Pak’s ISI Forms Deadly Lashkar-ISIS Alliance In Balochistan, Documents Show

A new intelligence dossier accessed by NDTV has blown the lid off Pakistan’s expanding terror infrastructure – revealing a covert alliance between Lashkar-e-Taiba (LeT) and Islamic State Khorasan Province (ISKP), engineered and funded by the Inter-Services Intelligence (ISI). The revelation underscores how Pakistan’s military establishment continues to weaponise terror groups as instruments of statecraft, now turning its focus towards Balochistan and beyond.

According to the classified Indian dossier, ISKP – long dismissed as un-Islamic even by the Afghan Taliban – is being repurposed by Pakistan’s deep state to wage a hybrid war against Baloch nationalists and anti-Islamabad elements within Afghanistan’s Taliban regime. Recent editions of ISKP’s propaganda magazine Yalgaar reveal plans to expand operations into Kashmir, signaling an alarming new phase of terrorism designed to destabilise South Asia under the cloak of plausible deniability.

The most damning evidence comes in the form of a recently surfaced photograph showing ISKP’s Balochistan coordinator, Mir Shafiq Mengal, handing a pistol to Rana Mohammad Ashfaq, the powerful Nazim-e-Ala of Lashkar-e-Taiba. Intelligence sources believe the image captures the formalisation of operational cooperation between the two terror groups, an alliance crafted under ISI’s direct supervision.

Mengal, son of former Balochistan Chief Minister Nasir Mengal, has long been an ISI asset, notorious for running a private death squad targeting Baloch nationalists.
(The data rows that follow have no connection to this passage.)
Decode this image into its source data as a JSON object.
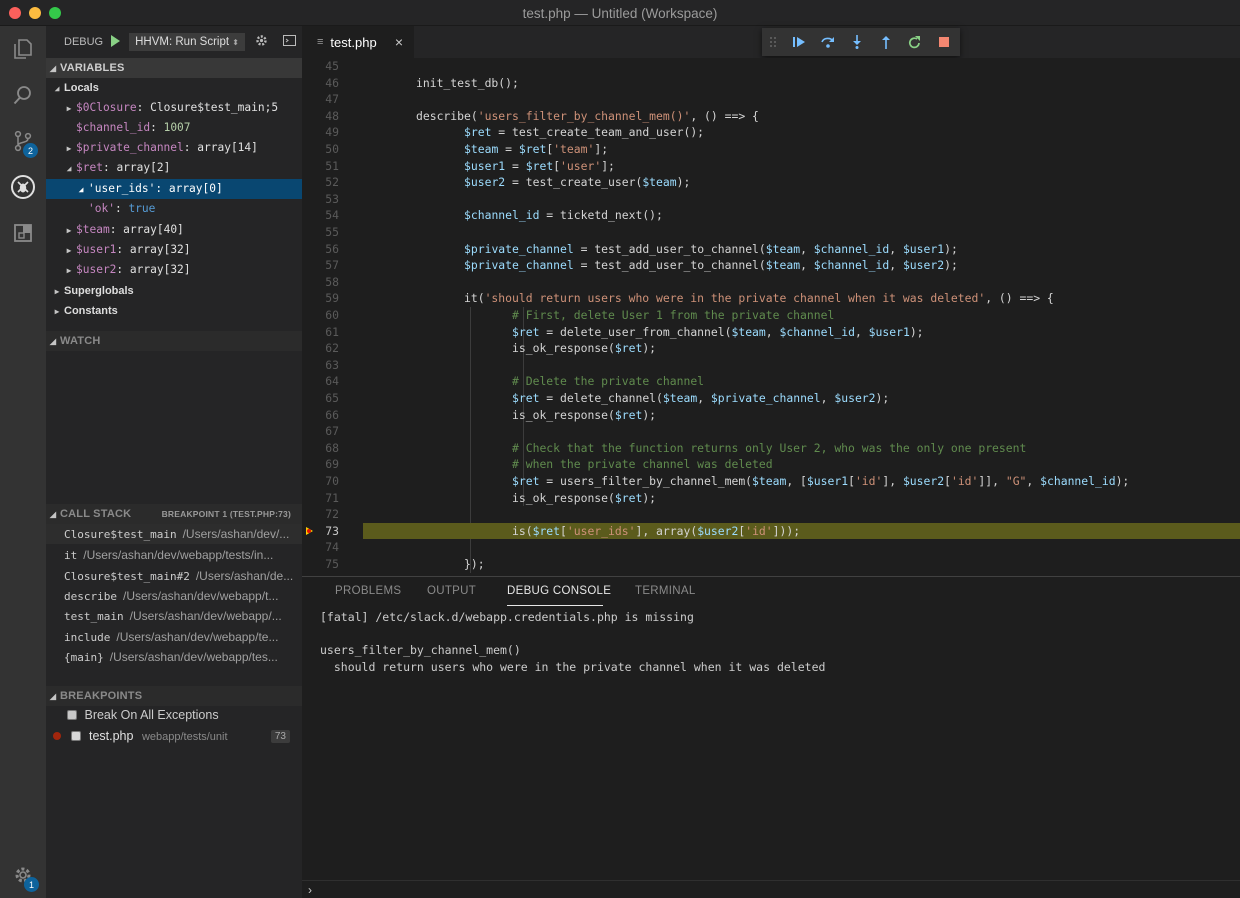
{
  "window": {
    "title": "test.php — Untitled (Workspace)"
  },
  "activity": {
    "scm_badge": "2",
    "settings_badge": "1"
  },
  "debug": {
    "label": "DEBUG",
    "config": "HHVM: Run Script"
  },
  "variables": {
    "header": "VARIABLES",
    "locals_label": "Locals",
    "rows": [
      {
        "name": "$0Closure",
        "value": "Closure$test_main;5"
      },
      {
        "name": "$channel_id",
        "value": "1007"
      },
      {
        "name": "$private_channel",
        "value": "array[14]"
      },
      {
        "name": "$ret",
        "value": "array[2]"
      },
      {
        "name": "'user_ids'",
        "value": "array[0]"
      },
      {
        "name": "'ok'",
        "value": "true"
      },
      {
        "name": "$team",
        "value": "array[40]"
      },
      {
        "name": "$user1",
        "value": "array[32]"
      },
      {
        "name": "$user2",
        "value": "array[32]"
      }
    ],
    "superglobals_label": "Superglobals",
    "constants_label": "Constants"
  },
  "watch": {
    "header": "WATCH"
  },
  "call_stack": {
    "header": "CALL STACK",
    "status": "BREAKPOINT 1 (TEST.PHP:73)",
    "frames": [
      {
        "fn": "Closure$test_main",
        "path": "/Users/ashan/dev/..."
      },
      {
        "fn": "it",
        "path": "/Users/ashan/dev/webapp/tests/in..."
      },
      {
        "fn": "Closure$test_main#2",
        "path": "/Users/ashan/de..."
      },
      {
        "fn": "describe",
        "path": "/Users/ashan/dev/webapp/t..."
      },
      {
        "fn": "test_main",
        "path": "/Users/ashan/dev/webapp/..."
      },
      {
        "fn": "include",
        "path": "/Users/ashan/dev/webapp/te..."
      },
      {
        "fn": "{main}",
        "path": "/Users/ashan/dev/webapp/tes..."
      }
    ]
  },
  "breakpoints": {
    "header": "BREAKPOINTS",
    "exceptions_label": "Break On All Exceptions",
    "file": "test.php",
    "file_path": "webapp/tests/unit",
    "line": "73"
  },
  "editor": {
    "tab_title": "test.php",
    "tab_close": "×",
    "current_line": "73",
    "lines": [
      {
        "n": "45",
        "t": ""
      },
      {
        "n": "46",
        "t": "init_test_db();"
      },
      {
        "n": "47",
        "t": ""
      },
      {
        "n": "48",
        "t": "describe('users_filter_by_channel_mem()', () ==> {"
      },
      {
        "n": "49",
        "t": "\t$ret = test_create_team_and_user();"
      },
      {
        "n": "50",
        "t": "\t$team = $ret['team'];"
      },
      {
        "n": "51",
        "t": "\t$user1 = $ret['user'];"
      },
      {
        "n": "52",
        "t": "\t$user2 = test_create_user($team);"
      },
      {
        "n": "53",
        "t": ""
      },
      {
        "n": "54",
        "t": "\t$channel_id = ticketd_next();"
      },
      {
        "n": "55",
        "t": ""
      },
      {
        "n": "56",
        "t": "\t$private_channel = test_add_user_to_channel($team, $channel_id, $user1);"
      },
      {
        "n": "57",
        "t": "\t$private_channel = test_add_user_to_channel($team, $channel_id, $user2);"
      },
      {
        "n": "58",
        "t": ""
      },
      {
        "n": "59",
        "t": "\tit('should return users who were in the private channel when it was deleted', () ==> {"
      },
      {
        "n": "60",
        "t": "\t\t# First, delete User 1 from the private channel"
      },
      {
        "n": "61",
        "t": "\t\t$ret = delete_user_from_channel($team, $channel_id, $user1);"
      },
      {
        "n": "62",
        "t": "\t\tis_ok_response($ret);"
      },
      {
        "n": "63",
        "t": ""
      },
      {
        "n": "64",
        "t": "\t\t# Delete the private channel"
      },
      {
        "n": "65",
        "t": "\t\t$ret = delete_channel($team, $private_channel, $user2);"
      },
      {
        "n": "66",
        "t": "\t\tis_ok_response($ret);"
      },
      {
        "n": "67",
        "t": ""
      },
      {
        "n": "68",
        "t": "\t\t# Check that the function returns only User 2, who was the only one present"
      },
      {
        "n": "69",
        "t": "\t\t# when the private channel was deleted"
      },
      {
        "n": "70",
        "t": "\t\t$ret = users_filter_by_channel_mem($team, [$user1['id'], $user2['id']], \"G\", $channel_id);"
      },
      {
        "n": "71",
        "t": "\t\tis_ok_response($ret);"
      },
      {
        "n": "72",
        "t": ""
      },
      {
        "n": "73",
        "t": "\t\tis($ret['user_ids'], array($user2['id']));"
      },
      {
        "n": "74",
        "t": ""
      },
      {
        "n": "75",
        "t": "\t});"
      }
    ]
  },
  "panel": {
    "tabs": [
      "PROBLEMS",
      "OUTPUT",
      "DEBUG CONSOLE",
      "TERMINAL"
    ],
    "active_tab": "DEBUG CONSOLE",
    "console_lines": [
      "[fatal] /etc/slack.d/webapp.credentials.php is missing",
      "",
      "users_filter_by_channel_mem()",
      "  should return users who were in the private channel when it was deleted"
    ],
    "prompt": "›"
  },
  "colors": {
    "accent": "#0e639c",
    "selection": "#094771",
    "current_line": "#4b4b18"
  }
}
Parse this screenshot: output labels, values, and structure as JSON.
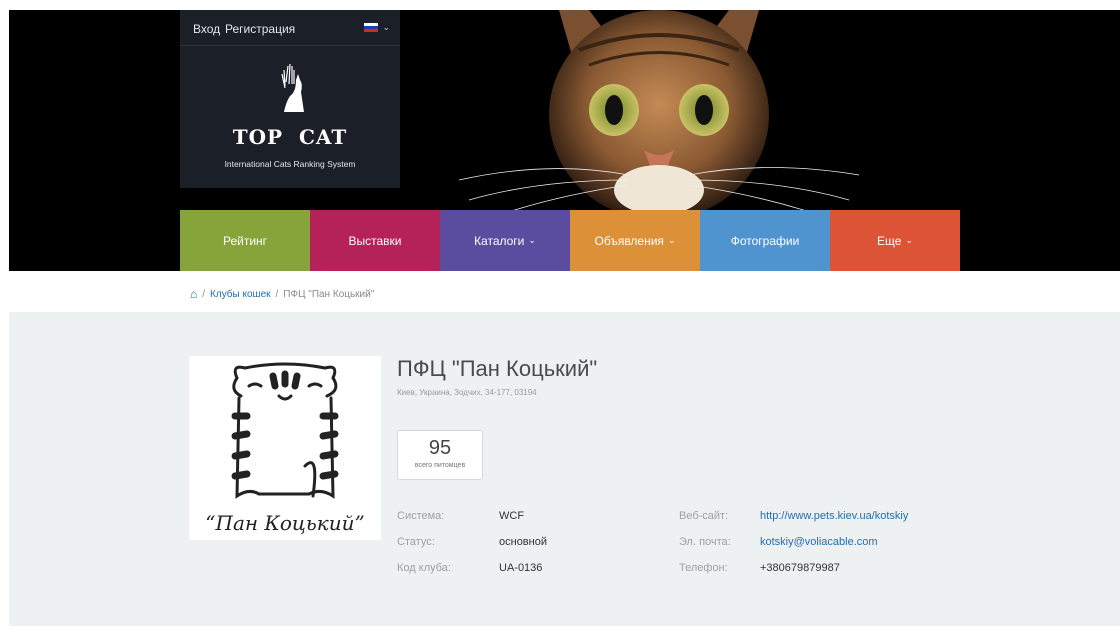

Since 2015, he has acted as ISKP’s key facilitator, providing funding, weapons, and safe houses. His name appeared in Pakistan’s Joint Investigation Team (JIT) report in 2015. Under ISI patronage, Mengal established ISKP bases in Mastung and Khuzdar – used to suppress Baloch resistance and launch cross-border attacks into Afghanistan.

Following the Taliban’s takeover of Kabul, ISI revamped ISKP’s structure in Balochistan. When Baloch fighters attacked ISKP’s Mastung base in March 2025, killing 30 terrorists, the ISI turned to Lashkar-e-Taiba to fill the vacuum. By June 2025, LeT chief Rana Mohammad Ashfaq and deputy Saifullah Kasuri had convened a Jigra in Balochistan, pledging jihad against “anti-Pakistan” forces.

The collaboration marks a dangerous evolution in Pakistan’s proxy warfare strategy – merging ideologically distinct terror groups into a single, state-backed machinery. Analysts warn this LeT-ISKP nexus could reignite terrorism in Kashmir while deepening instability across Balochistan and Afghanistan. As evidence mounts, Islamabad’s denials grow increasingly hollow, revealing a nation whose intelligence agency has blurred every line between governance and terror.